Читаем Николай Клюев полностью

Мы во власти мятежного страстного хмеля.Пусть кричат нам: «Вы палачи красоты!»Во имя нашего Завтра — сожжём Рафаэля,Разрушим музеи, растопчем искусства цветы.………………………………………………Слёзы иссякли в очах наших, нежность убита,Позабыли мы запахи трав и весенних цветов,Полюбили мы силу паров и мощь динамита,Пенье сирен и движенье колёс и валов.

Эта декларация, дословно перекликающаяся с «Маяковской» («Белогвардейца найдёте — и к стенке. А Рафаэля забыли? Забыли Растрелли вы?
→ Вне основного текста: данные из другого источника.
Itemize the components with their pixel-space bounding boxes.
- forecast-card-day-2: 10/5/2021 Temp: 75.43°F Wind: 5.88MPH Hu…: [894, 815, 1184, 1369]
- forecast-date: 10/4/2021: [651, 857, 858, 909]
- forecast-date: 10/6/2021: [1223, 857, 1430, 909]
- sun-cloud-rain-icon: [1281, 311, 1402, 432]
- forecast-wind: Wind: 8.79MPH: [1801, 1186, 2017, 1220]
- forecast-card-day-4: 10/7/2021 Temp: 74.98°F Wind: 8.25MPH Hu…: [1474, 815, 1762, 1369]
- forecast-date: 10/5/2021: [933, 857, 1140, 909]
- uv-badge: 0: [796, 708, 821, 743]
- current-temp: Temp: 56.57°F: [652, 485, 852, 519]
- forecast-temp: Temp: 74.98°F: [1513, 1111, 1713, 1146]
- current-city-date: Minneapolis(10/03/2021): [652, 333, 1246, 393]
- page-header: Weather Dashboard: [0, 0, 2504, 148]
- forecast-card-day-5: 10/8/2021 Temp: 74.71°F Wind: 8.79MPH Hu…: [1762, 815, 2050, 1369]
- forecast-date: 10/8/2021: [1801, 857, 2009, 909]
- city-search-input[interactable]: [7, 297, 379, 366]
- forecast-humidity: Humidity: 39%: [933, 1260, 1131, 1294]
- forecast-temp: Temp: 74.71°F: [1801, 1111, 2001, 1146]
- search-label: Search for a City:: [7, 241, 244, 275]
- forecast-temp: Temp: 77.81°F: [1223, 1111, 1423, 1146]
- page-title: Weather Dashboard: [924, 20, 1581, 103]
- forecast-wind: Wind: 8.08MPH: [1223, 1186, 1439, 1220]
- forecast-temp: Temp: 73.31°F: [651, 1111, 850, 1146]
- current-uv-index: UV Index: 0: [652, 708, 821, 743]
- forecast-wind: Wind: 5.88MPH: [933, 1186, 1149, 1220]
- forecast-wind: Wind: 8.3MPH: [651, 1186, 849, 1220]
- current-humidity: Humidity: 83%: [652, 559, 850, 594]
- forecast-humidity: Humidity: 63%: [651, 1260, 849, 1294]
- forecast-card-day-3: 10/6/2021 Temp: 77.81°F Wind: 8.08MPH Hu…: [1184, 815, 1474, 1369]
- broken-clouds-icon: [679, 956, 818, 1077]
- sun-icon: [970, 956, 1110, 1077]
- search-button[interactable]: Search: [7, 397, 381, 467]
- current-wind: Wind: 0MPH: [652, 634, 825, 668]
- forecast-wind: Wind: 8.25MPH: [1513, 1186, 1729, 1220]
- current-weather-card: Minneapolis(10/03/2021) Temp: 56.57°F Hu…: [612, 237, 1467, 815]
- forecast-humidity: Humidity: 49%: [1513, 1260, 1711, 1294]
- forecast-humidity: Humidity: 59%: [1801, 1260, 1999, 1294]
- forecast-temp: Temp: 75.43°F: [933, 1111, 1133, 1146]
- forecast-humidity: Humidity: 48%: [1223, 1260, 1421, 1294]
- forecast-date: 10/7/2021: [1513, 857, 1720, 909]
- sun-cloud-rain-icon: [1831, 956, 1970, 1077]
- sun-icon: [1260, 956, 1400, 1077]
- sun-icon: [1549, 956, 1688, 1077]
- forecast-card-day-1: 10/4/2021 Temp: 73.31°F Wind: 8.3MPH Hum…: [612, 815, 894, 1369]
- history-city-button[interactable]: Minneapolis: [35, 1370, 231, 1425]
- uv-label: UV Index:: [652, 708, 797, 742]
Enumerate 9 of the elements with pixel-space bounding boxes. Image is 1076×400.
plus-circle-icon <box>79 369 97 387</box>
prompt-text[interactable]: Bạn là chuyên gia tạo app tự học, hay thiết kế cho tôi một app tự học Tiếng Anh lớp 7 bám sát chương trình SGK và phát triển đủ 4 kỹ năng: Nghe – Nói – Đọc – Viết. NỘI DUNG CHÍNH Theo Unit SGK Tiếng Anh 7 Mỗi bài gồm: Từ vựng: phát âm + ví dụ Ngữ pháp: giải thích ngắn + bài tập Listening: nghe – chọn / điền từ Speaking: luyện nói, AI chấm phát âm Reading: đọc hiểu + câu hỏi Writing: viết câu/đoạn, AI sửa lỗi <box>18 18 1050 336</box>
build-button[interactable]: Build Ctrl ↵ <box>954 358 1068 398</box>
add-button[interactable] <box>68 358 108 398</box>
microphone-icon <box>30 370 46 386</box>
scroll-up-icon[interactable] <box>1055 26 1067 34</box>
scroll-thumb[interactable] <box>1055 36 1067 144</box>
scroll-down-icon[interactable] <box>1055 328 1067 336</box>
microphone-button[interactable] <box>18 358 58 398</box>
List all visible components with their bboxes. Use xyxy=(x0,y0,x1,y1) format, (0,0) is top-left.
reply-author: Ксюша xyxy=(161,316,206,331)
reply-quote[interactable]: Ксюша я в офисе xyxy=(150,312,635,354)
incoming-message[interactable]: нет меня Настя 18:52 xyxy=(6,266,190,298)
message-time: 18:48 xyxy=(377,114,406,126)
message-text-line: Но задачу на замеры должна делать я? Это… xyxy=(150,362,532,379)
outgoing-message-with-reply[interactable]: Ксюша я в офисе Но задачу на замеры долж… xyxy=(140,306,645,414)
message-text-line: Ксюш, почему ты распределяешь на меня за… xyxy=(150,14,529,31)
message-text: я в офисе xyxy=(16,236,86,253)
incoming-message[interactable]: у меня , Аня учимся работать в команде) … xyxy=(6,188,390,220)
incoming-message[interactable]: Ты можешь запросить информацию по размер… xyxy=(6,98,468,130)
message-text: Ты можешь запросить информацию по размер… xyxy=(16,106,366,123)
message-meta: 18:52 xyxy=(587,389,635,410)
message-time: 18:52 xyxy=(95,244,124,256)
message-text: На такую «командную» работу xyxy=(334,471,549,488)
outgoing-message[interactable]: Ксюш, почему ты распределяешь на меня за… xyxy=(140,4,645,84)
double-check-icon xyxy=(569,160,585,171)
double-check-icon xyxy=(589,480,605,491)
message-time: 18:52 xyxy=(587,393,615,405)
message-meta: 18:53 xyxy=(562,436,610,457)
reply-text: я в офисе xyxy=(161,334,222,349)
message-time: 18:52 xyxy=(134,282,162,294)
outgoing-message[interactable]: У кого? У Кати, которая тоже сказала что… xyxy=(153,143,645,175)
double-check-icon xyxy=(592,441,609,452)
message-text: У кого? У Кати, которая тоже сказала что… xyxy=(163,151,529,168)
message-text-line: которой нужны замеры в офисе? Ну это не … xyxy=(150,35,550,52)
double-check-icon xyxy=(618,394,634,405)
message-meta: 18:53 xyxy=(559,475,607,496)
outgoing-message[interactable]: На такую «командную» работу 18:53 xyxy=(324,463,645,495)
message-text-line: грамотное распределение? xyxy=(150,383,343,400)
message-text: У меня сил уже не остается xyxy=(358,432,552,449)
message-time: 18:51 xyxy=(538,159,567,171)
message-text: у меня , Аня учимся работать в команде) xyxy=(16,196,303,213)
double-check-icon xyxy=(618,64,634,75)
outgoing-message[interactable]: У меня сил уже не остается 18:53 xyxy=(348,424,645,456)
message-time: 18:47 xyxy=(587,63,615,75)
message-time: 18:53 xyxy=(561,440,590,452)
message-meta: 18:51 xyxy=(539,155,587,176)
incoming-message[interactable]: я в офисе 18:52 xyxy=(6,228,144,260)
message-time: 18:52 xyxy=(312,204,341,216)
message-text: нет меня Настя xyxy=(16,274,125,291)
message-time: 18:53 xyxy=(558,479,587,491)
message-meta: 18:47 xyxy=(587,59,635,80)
Время пулям по стенкам музеев тенькать, стодюймовками глоток старьё расстреливай!»), вызвала резкую реакцию у идеологов Пролеткульта, как совпадающая по смыслу с проповедями ненавистных «пролетариям» футуристов.

«Великий Художник — Пролетариат творит новую культуру. Отвлечённую грёзу всей вселенной, красоту человеческой жизни, он воплощает в реальную форму. С любовью и верой мы смотрим в грядущее — оно несёт нам освобождение тела, души и мысли; оно несёт нам неисчерпаемое творчество народных масс. И пусть основанная на рабстве, собственности и грабеже буржуазная культура озлобленно, исступлёнными криками и клеветой встречает приход Великого Художника. Мы теснее и крепче сплотим свои ряды, мы восторженно взлелеем и соберём все цветы пролетарского творчества. В этом — основная задача нашего журнала».

Этой декларацией открывался журнал Пролеткульта «Грядущее», в котором появятся два ключевых клюевских текста — «Красный конь» и «Огненное восхищение». Кириллов, Всеволод Князев с не менее популярным, чем кирилловское «Мы», «Красным евангелием», Маширов-Самобытник, Яков Бердников и многие куда менее известные и совершенно забытые прозаики и стихотворцы из рабочей и крестьянской среды печатали свои вирши на тех же страницах, где публиковались и торжественные «Своевременные мысли» Ильи Садофьева, творившего под псевдонимом «Аксен-Ачкасов», написанные «в пику» «Несвоевременным мыслям» Горького и выдержанные, насколько это было возможно, в памятной стилистике «пролетарского классика».

«…Странно слышать и видеть, как некоторые бывшие идейные и духовные вожди пролетариата, долгие годы служившие великой цели освобождения рабочего класса, теперь, когда этот класс, сбросив с себя оковы векового рабства, неопытными, но могучими и непреклонными руками берётся за строительство новой жизни, эти бывшие вожди, вместо того, чтобы слиться с ним в этой великой работе, став в позу безучастных наблюдателей, занялись неблагодарной работой — отыскиванием на теле освободившегося исполина язв и рубцов — следов прошлого насилия и рабства.

Прикинувшись наивными простаками, они с ужасом кричат о мнимых преступлениях и жестокостях рабочего класса, о зоологических инстинктах толпы, об отсутствии идеализма и т. д., как будто не ведая о том, что ни одна революция в мире не была так гуманна и милосердна к побеждённому врагу…»

Любопытно, что в том же номере журнала «Грядущее», где появилось стихотворение «Мы» Кириллова, другие «пролетарии» утверждали прямо противоположное кирилловским сентенциям.

«Общество свободного Труда, организованное, стройное и гармоническое целое, во всеоружии знания и искусства готовится стать единственным творцом и повелителем как самого себя, так и внешнего мира».

…Нельзя, впрочем, не сказать, что молодёжь, охваченная стихией всеразрушения (свойство абсолютно всех революций), всего лишь прилежно следовала своим именитым предшественникам — «культурным» варварам, ещё в годы первой русской революции вещавшим: «Сложите книги кострами, пляшите в их яростном свете, творите мерзость во храме! Вы во всём неповинны, как дети!» Павел Безсалько, впрочем, вспомнив этот брюсовский «призыв по армии искусств», прокомментировал его с достаточной пролетарской «аккуратностью»: «Да, кое-что мы разрушим, если это „кое-что“ царские монументы на площадях. Развалятся, верно, и церкви, которые мы перестанем посещать. Наверное, и многие дворцы, которые устроены так, что и одному в нём неудобно жить, а присматривать за ними нужно сотне! Мы не будем тратить огромные средства на поддержание такого архитектурного идиотства. Да, мы не будем зажигать костры из буржуазной литературы, но, наверное, знаменитые теперь романы нами никогда не переиздадутся. И многое буржуазное и интеллигентское настолько обесценится, что его уже никто не будет ни хранить, ни ценить…» Это вариант, так сказать, «мягкого» обращения с прошлой «враждебной» культурой.